Digital pathology assessment of kidney glomerular filtration barrier ultrastructure in an animal model of podocytopathy

• Published in: Biology methods and protocols Vol. 10; no. 1; p. bpaf024
• Main Authors: Laudon, Aksel, Wang, Zhaoze, Zou, Anqi, Sharma, Richa, Ji, Jiayi, Tan, Winston, Kim, Connor, Qian, Yingzhe, Ye, Qin, Chen, Hui, Henderson, Joel M, Zhang, Chao, Kolachalama, Vijaya B, Lu, Weining
• Format: Journal Article
• Language: English
• Published: England Oxford University Press 01.01.2025
• Subjects: Animal models; Artificial Intelligence in Biology and Bioinformatics; Automation; Basement membranes; Deep learning; Filtration; ILK protein; Image processing; Kidneys; Methods; Morphology; Pathology; Segmentation; Transmission electron microscopy; Ultrastructure; digital pathology; glomerular basement membrane width; image segmentation; podocytopathy; machine learning; artificial intelligence; podocyte foot process width
• ISSN: 2396-8923; 2396-8923
• DOI: 10.1093/biomethods/bpaf024

Transmission electron microscopy (TEM) images can visualize kidney glomerular filtration barrier ultrastructure, including the glomerular basement membrane (GBM) and podocyte foot processes (PFP). Podocytopathy is associated with glomerular filtration barrier morphological changes observed experimentally and clinically by measuring GBM or PFP width. However, these measurements are currently performed manually. This limits research on podocytopathy disease mechanisms and therapeutics due to labor intensiveness and inter-operator variability.

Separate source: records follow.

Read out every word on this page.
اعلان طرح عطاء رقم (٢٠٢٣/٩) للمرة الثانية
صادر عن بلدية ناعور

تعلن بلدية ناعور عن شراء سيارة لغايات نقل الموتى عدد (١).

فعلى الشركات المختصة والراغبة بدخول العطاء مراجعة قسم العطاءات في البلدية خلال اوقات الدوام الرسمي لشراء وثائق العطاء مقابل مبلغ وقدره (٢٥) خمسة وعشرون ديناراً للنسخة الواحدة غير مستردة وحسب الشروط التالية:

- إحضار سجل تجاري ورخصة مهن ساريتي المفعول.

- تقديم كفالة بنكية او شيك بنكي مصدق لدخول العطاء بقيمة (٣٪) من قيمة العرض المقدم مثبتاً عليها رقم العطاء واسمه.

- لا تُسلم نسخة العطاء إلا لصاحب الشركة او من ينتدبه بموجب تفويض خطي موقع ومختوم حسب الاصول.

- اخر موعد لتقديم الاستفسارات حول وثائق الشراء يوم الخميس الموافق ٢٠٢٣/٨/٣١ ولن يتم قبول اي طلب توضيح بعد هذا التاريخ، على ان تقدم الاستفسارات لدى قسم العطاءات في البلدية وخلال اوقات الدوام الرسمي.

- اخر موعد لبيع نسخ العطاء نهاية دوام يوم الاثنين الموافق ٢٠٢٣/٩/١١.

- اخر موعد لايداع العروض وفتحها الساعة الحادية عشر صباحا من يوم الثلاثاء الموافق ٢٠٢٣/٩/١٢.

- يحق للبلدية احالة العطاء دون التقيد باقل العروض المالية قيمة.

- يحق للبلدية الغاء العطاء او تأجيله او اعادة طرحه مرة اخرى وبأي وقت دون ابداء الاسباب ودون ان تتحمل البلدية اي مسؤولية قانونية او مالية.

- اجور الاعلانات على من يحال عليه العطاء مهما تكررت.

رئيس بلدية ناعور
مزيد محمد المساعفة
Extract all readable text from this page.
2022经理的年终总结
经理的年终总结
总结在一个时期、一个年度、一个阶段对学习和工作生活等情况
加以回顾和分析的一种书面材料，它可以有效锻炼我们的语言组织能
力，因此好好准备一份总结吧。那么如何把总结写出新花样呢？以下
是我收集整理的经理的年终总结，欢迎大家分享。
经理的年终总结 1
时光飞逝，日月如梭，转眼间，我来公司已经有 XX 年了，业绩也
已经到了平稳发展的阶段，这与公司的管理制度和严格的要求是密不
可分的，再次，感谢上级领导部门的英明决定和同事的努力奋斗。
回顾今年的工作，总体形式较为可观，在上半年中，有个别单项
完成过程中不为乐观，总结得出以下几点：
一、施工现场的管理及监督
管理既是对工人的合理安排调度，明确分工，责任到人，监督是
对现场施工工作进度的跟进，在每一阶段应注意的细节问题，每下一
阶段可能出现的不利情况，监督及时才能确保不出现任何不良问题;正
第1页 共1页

We developed a deep learning-based digital pathology computational method to measure GBM and PFP width in TEM images from the kidneys of Integrin-Linked Kinase (ILK) podocyte-specific conditional knockout (cKO) mouse, an animal model of podocytopathy, compared to wild-type (WT) control mouse. We obtained TEM images from WT and ILK cKO littermate mice at 4 weeks old. Our automated method was composed of two stages: a U-Net model for GBM segmentation, followed by an image processing algorithm for GBM and PFP width measurement. We evaluated its performance with a 4-fold cross-validation study on WT and ILK cKO mouse kidney pairs. Mean [95% confidence interval (CI)] GBM segmentation accuracy, calculated as Jaccard index, was 0.73 (0.70–0.76) for WT and 0.85 (0.83–0.87) for ILK cKO TEM images. Automated and manual GBM width measurements were similar for both WT (P = .49) and ILK cKO (P = .06) specimens. While automated and manual PFP width measurements were similar for WT (P = .89), they differed for ILK cKO (P < .05) specimens. WT and ILK cKO specimens were morphologically distinguishable by manual GBM (P < .05) and PFP (P < .05) width measurements. This phenotypic difference was reflected in the automated GBM (P < .05) more than PFP (P = .06) widths. Our deep learning-based digital pathology tool automated measurements in a mouse model of podocytopathy. This proposed method provides high-throughput, objective morphological analysis and could facilitate podocytopathy research.